La position de Paris sur le devenir de la Syrie a-t-elle (encore) varié ? La ministre française des Armées, Florence Parly, dans une interview au Parisien le 14 avril, évoque la fameuse «ligne rouge» supposément franchie par le gouvernement syrien pour justifier les frappes occidentales de la nuit du 13 au 14 avril. Cependant, la ministre française précise dans ce même entretien : «Je rappelle néanmoins que notre présence en Syrie [des membres des forces spéciales françaises se trouvent dans le pays] a pour seul objectif l’éradication de Daesh.» Faut-il comprendre en creux : et non le renversement de Bachar el-Assad ni quelque politique de «changement de régime» ?
Dans son interview au quotidien, Florence Parly déclare également ne pas souhaiter la résolution du conflit syrien par l'emploi de la force : «Nous avons pris grand soin de ne pas conduire cette opération [les frappes occidentales] dans un sens qui pourrait constituer une quelconque escalade, militaire ou politique. Ce n’est pas le but. Nous sommes conscients que la résolution de la crise syrienne ne passera pas par l’utilisation des armées. C’est une solution politique et diplomatique dont nous avons besoin.»
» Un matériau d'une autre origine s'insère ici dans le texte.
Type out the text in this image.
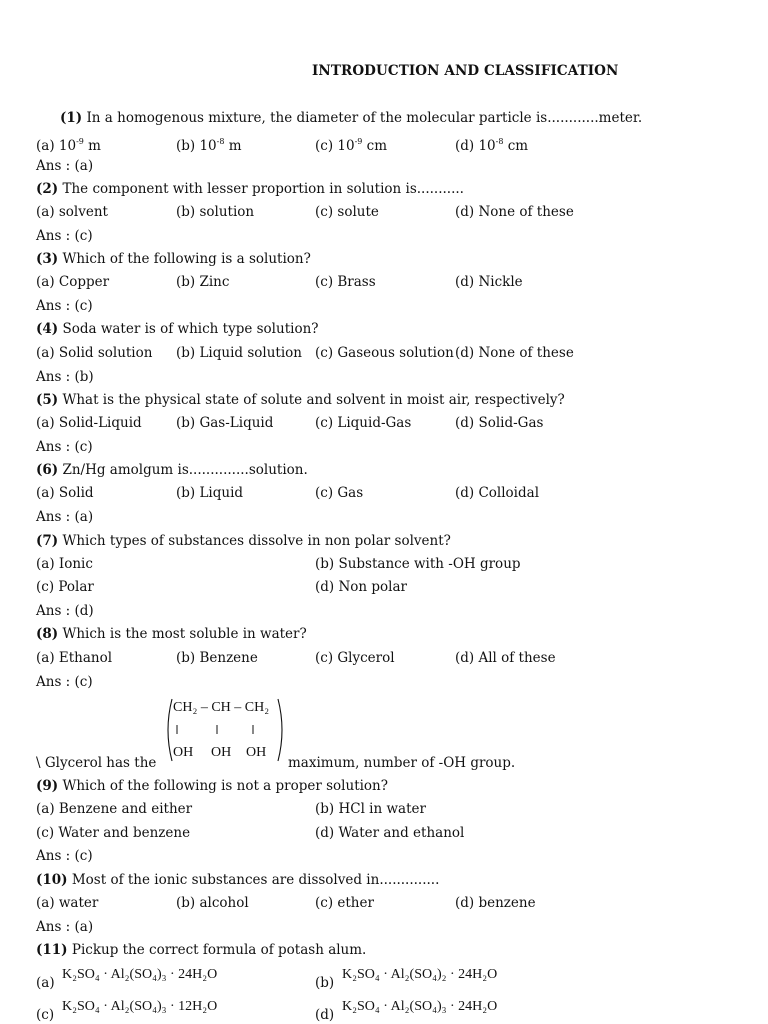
INTRODUCTION AND CLASSIFICATION
(1) In a homogenous mixture, the diameter of the molecular particle is............meter.
(a) $10^{-9}$ m	(b) $10^{-8}$ m	(c) $10^{-9}$ cm	(d) $10^{-8}$ cm
Ans : (a)
(2) The component with lesser proportion in solution is...........
(a) solvent	(b) solution	(c) solute	(d) None of these
Ans : (c)
(3) Which of the following is a solution?
(a) Copper	(b) Zinc	(c) Brass	(d) Nickle
Ans : (c)
(4) Soda water is of which type solution?
(a) Solid solution (b) Liquid solution (c) Gaseous solution (d) None of these
Ans : (b)
(5) What is the physical state of solute and solvent in moist air, respectively?
(a) Solid-Liquid	(b) Gas-Liquid	(c) Liquid-Gas	(d) Solid-Gas
Ans : (c)
(6) Zn/Hg amolgum is..............solution.
(a) Solid	(b) Liquid	(c) Gas	(d) Colloidal
Ans : (a)
(7) Which types of substances dissolve in non polar solvent?
(a) Ionic	(b) Substance with -OH group
(c) Polar	(d) Non polar
Ans : (d)
(8) Which is the most soluble in water?
(a) Ethanol	(b) Benzene	(c) Glycerol	(d) All of these
Ans : (c)
CH₂ – CH – CH₂
OH OH OH
\ Glycerol has the	maximum, number of -OH group.
(9) Which of the following is not a proper solution?
(a) Benzene and either	(b) HCl in water
(c) Water and benzene	(d) Water and ethanol
Ans : (c)
(10) Most of the ionic substances are dissolved in..............
(a) water	(b) alcohol	(c) ether	(d) benzene
Ans : (a)
(11) Pickup the correct formula of potash alum.
(a)
K₂SO₄ · Al₂(SO₄)₃ · 24H₂O
(b)
K₂SO₄ · Al₂(SO₄)₂ · 24H₂O
(c)
K₂SO₄ · Al₂(SO₄)₃ · 12H₂O
(d)
K₂SO₄ · Al₂(SO₄)₃ · 24H₂O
Nouveau changement de position des autorités françaises ?
Quelques jours auparavant, le 12 avril, alors qu'une frappe française en Syrie se profilait, Jean-Jacques Bridey, membre de La République en marche (LREM) et président de la commission de Défense de l'Assemblée nationale, jugeait pourtant que l'hypothèse d'un maintien au pouvoir de Bachar el-Assad en Syrie n'était «plus d'actualité», après l'attaque chimique présumée à Douma du 7 avril, que les Occidentaux attribuent à Damas.
«Ça fait sept ans que ça dure, ça fait sept ans que la communauté internationale n'est pas en capacité de trouver des solutions, donc il faudra trouver une solution, mais l'hypothèse que monsieur Bachar el-Assad reste au pouvoir après ce massacre là n'est plus d'actualité», avait ainsi déclaré Jean-Jacques Bridey sur CNews. Et d'ajouter : «Il faut le punir et il faut démolir, détruire toutes les capacités d'armes chimiques.»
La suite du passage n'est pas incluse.